Robot AF 709 was paired with Dr. Bob specifically to learn how to become the perfect woman. In 1964, this meant learning to cook, clean and be enticingly obedient.
Behind the scenes, the two costars hated each other and fought often - leading to Cummings walking off the set and leaving the show with five episodes left to film. He was scarcely seen on TV afterwards.
Sunday nights at 8:30pm
This Chuck Connors ('The Rifleman') western debuted midseason a ratings winner; a rare show that had several episodes broadcast in color this season, with the rest airing in black & white.
Jason McCord (Connors), Civil War officer in the Union Army and the sole white survivor of the massacre at Bitter Creek was branded a coward, court-martialed and cast out of the military in public disgrace. (Just to remind viewers, the opening of the show each week showed McCord being stripped of his rank and having his sword broken in half.)

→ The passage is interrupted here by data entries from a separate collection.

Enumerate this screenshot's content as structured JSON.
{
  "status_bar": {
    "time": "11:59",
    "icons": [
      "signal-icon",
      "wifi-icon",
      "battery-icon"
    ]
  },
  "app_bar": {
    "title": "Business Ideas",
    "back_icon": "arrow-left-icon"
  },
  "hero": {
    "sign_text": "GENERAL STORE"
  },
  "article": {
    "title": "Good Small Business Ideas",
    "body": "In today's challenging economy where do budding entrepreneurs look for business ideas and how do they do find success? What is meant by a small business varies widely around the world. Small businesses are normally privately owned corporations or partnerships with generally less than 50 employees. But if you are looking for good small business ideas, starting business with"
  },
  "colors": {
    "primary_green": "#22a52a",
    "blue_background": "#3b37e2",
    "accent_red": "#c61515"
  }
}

But McCord was keeping a secret - he had acted in bravery when the General went insane as the battle got underway. McCord was so virtuous and devoted that he refused to testify against his beloved commander.

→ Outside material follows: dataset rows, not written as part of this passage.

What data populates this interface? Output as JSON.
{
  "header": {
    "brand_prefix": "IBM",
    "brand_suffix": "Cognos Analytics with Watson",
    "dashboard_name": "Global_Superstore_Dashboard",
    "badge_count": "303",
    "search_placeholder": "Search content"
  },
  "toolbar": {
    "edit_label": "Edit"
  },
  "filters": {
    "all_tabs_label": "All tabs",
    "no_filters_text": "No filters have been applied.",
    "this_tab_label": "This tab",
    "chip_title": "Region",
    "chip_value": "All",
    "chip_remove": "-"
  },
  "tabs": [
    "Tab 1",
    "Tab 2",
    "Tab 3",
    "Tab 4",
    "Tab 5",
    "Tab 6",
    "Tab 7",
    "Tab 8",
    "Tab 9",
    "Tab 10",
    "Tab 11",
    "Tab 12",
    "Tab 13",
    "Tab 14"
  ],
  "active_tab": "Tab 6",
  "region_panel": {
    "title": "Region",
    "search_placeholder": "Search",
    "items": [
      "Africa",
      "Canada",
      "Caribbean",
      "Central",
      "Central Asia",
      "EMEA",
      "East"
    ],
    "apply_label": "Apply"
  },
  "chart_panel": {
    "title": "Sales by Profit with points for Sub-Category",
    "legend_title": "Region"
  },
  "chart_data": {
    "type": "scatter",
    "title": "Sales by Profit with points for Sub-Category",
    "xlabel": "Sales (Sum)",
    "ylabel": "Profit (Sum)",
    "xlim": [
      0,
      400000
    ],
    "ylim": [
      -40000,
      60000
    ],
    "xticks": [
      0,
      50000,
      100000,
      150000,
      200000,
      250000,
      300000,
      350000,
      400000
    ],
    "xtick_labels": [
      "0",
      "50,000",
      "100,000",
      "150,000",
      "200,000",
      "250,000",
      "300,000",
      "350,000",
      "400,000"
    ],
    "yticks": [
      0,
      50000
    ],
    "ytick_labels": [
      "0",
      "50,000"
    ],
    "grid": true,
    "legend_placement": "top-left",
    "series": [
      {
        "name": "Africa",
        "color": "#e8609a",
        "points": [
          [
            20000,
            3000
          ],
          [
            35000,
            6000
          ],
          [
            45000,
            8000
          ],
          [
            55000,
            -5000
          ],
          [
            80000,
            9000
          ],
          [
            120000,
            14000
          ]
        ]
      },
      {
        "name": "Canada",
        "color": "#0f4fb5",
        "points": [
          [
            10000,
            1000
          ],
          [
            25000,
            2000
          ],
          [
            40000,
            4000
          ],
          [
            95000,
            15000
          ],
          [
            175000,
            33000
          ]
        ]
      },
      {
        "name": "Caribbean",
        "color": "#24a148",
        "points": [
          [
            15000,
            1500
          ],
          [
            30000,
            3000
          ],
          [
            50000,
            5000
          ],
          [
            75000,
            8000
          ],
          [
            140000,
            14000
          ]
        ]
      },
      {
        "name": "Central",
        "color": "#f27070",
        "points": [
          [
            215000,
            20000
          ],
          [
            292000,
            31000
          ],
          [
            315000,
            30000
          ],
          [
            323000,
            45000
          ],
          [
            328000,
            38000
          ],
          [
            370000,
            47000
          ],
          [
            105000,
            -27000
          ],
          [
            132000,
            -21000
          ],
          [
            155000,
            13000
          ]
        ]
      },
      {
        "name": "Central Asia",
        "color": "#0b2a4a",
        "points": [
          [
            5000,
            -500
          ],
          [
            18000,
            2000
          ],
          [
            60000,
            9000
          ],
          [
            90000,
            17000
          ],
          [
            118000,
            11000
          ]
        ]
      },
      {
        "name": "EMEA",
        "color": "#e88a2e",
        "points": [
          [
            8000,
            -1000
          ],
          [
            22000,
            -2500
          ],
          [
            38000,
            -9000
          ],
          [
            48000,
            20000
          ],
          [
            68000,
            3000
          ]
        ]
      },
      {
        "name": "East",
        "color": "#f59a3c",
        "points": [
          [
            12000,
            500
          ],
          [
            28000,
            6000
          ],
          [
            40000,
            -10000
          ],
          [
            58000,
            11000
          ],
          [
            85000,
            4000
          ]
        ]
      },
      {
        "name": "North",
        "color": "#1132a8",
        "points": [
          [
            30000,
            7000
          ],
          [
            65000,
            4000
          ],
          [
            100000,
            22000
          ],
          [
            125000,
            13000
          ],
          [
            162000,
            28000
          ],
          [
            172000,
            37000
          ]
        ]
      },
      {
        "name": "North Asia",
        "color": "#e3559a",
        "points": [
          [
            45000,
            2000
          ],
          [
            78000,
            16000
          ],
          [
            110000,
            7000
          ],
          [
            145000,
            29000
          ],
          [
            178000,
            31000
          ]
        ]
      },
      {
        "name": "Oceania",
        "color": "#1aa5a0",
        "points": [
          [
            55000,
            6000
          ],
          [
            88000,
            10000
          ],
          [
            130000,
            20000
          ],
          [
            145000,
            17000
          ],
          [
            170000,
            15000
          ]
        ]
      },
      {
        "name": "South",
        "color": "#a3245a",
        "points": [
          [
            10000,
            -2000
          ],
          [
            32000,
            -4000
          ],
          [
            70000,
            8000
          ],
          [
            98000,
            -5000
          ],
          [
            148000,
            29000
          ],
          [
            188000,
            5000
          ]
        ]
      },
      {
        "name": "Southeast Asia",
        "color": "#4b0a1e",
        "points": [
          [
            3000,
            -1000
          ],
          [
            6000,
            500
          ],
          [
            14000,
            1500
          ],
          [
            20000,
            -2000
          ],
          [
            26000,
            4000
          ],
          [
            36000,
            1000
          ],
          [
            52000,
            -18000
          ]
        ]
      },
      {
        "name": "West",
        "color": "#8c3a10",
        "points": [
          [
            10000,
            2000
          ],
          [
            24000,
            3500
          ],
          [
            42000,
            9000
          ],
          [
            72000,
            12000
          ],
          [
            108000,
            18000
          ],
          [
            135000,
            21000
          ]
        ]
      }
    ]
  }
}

Weekly, McCord inevitably ran into someone who was kin or friends with one of the dead at Bitter Creek and they invariably hold McCord responsible. The shamed soldier struggles to earn his opponent's respect - for whatever reason - then moves on down the road. 'Kung-Fu' without the fortune cookie philosophy.

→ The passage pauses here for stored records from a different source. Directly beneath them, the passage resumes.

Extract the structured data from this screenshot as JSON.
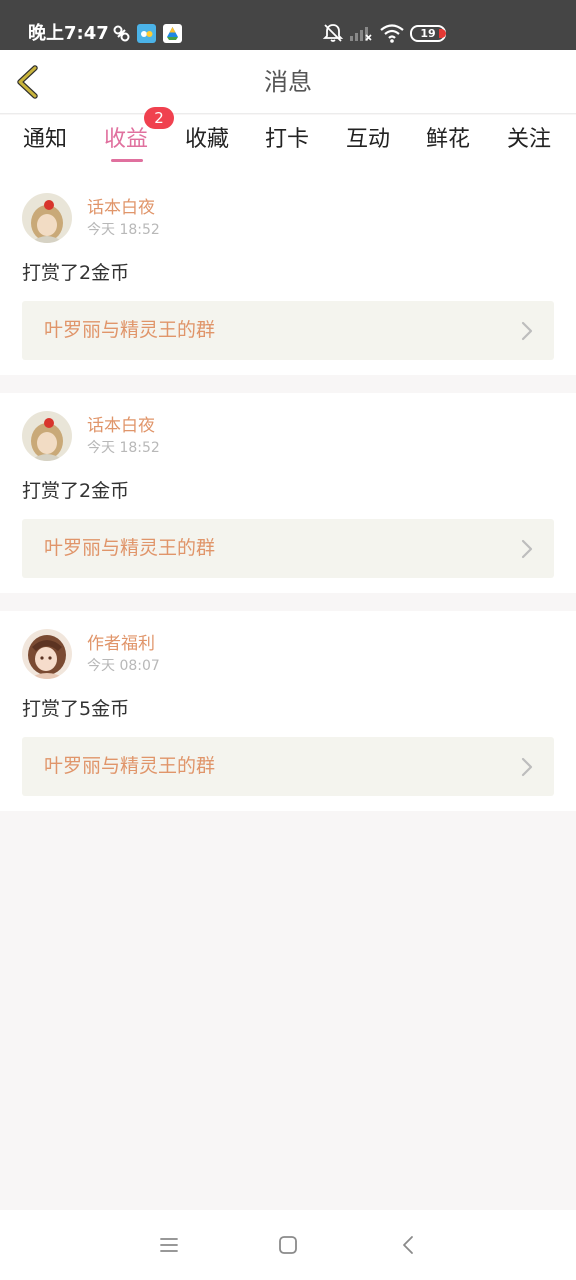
{
  "status_bar": {
    "time": "晚上7:47",
    "battery": "19"
  },
  "header": {
    "title": "消息",
    "back_icon": "chevron-left-icon"
  },
  "tabs": [
    {
      "label": "通知"
    },
    {
      "label": "收益",
      "active": true,
      "badge": "2"
    },
    {
      "label": "收藏"
    },
    {
      "label": "打卡"
    },
    {
      "label": "互动"
    },
    {
      "label": "鲜花"
    },
    {
      "label": "关注"
    }
  ],
  "messages": [
    {
      "author": "话本白夜",
      "time": "今天 18:52",
      "text": "打赏了2金币",
      "group": "叶罗丽与精灵王的群"
    },
    {
      "author": "话本白夜",
      "time": "今天 18:52",
      "text": "打赏了2金币",
      "group": "叶罗丽与精灵王的群"
    },
    {
      "author": "作者福利",
      "time": "今天 08:07",
      "text": "打赏了5金币",
      "group": "叶罗丽与精灵王的群"
    }
  ],
  "colors": {
    "accent": "#e0709e",
    "author": "#e0956a",
    "badge": "#f0414f",
    "back_icon": "#c9b43c"
  },
  "nav_bar": {
    "icons": [
      "menu-icon",
      "home-icon",
      "back-icon"
    ]
  }
}
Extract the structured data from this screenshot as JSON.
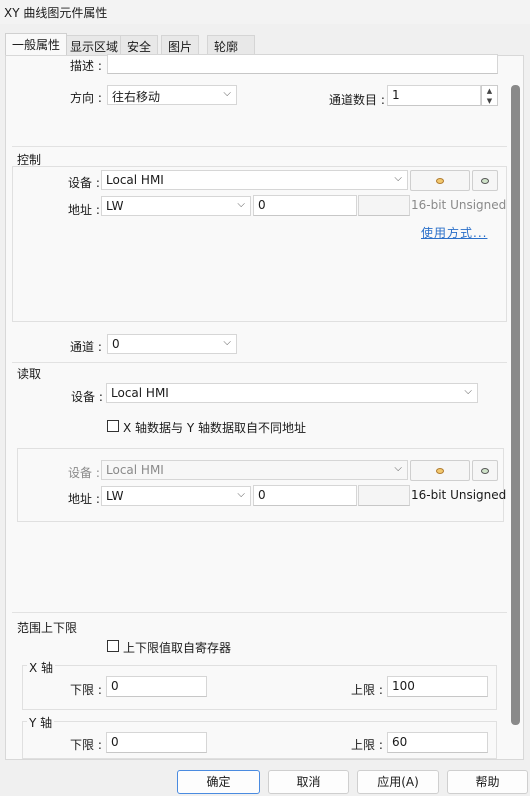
{
  "window": {
    "title": "XY 曲线图元件属性"
  },
  "tabs": [
    "一般属性",
    "显示区域",
    "安全",
    "图片",
    "轮廓"
  ],
  "general": {
    "desc_label": "描述 :",
    "desc_value": "",
    "direction_label": "方向 :",
    "direction_value": "往右移动",
    "channel_count_label": "通道数目 :",
    "channel_count_value": "1"
  },
  "control": {
    "section_label": "控制",
    "device_label": "设备 :",
    "device_value": "Local HMI",
    "address_label": "地址 :",
    "address_type": "LW",
    "address_value": "0",
    "format": "16-bit Unsigned",
    "usage_link": "使用方式..."
  },
  "channel": {
    "label": "通道 :",
    "value": "0"
  },
  "read": {
    "section_label": "读取",
    "device_label": "设备 :",
    "device_value": "Local HMI",
    "separate_addr_label": "X 轴数据与 Y 轴数据取自不同地址",
    "sub_device_label": "设备 :",
    "sub_device_value": "Local HMI",
    "sub_address_label": "地址 :",
    "sub_address_type": "LW",
    "sub_address_value": "0",
    "sub_format": "16-bit Unsigned"
  },
  "range": {
    "section_label": "范围上下限",
    "from_register_label": "上下限值取自寄存器",
    "x_axis": {
      "label": "X 轴",
      "lower_label": "下限 :",
      "lower": "0",
      "upper_label": "上限 :",
      "upper": "100"
    },
    "y_axis": {
      "label": "Y 轴",
      "lower_label": "下限 :",
      "lower": "0",
      "upper_label": "上限 :",
      "upper": "60"
    }
  },
  "buttons": {
    "ok": "确定",
    "cancel": "取消",
    "apply": "应用(A)",
    "help": "帮助"
  }
}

Chuck Connors was a big guy, prompting critic Cleveland Amory to quip, "...despite his 6-foot 5 height, he is regularly being beaten up by men who don't come up to his elbows."
Guest stars over the two seasons included Iron Eyes Cody, Jay Silverheels (Tonto), Jim Davis ('Dallas'), and Johnny Crawford, Connor's young co-star from 'The Rifleman.'
Near the end of the second season, a format change was instituted to set up a third season. The Bitter Creek plotline was dropped to make McCord more of a family man - with a steady girlfriend, adopted daughter and joining a surveying firm run by his dad.
It was not to be. In spite OK ratings, 'Branded' was discharged at the end of year two.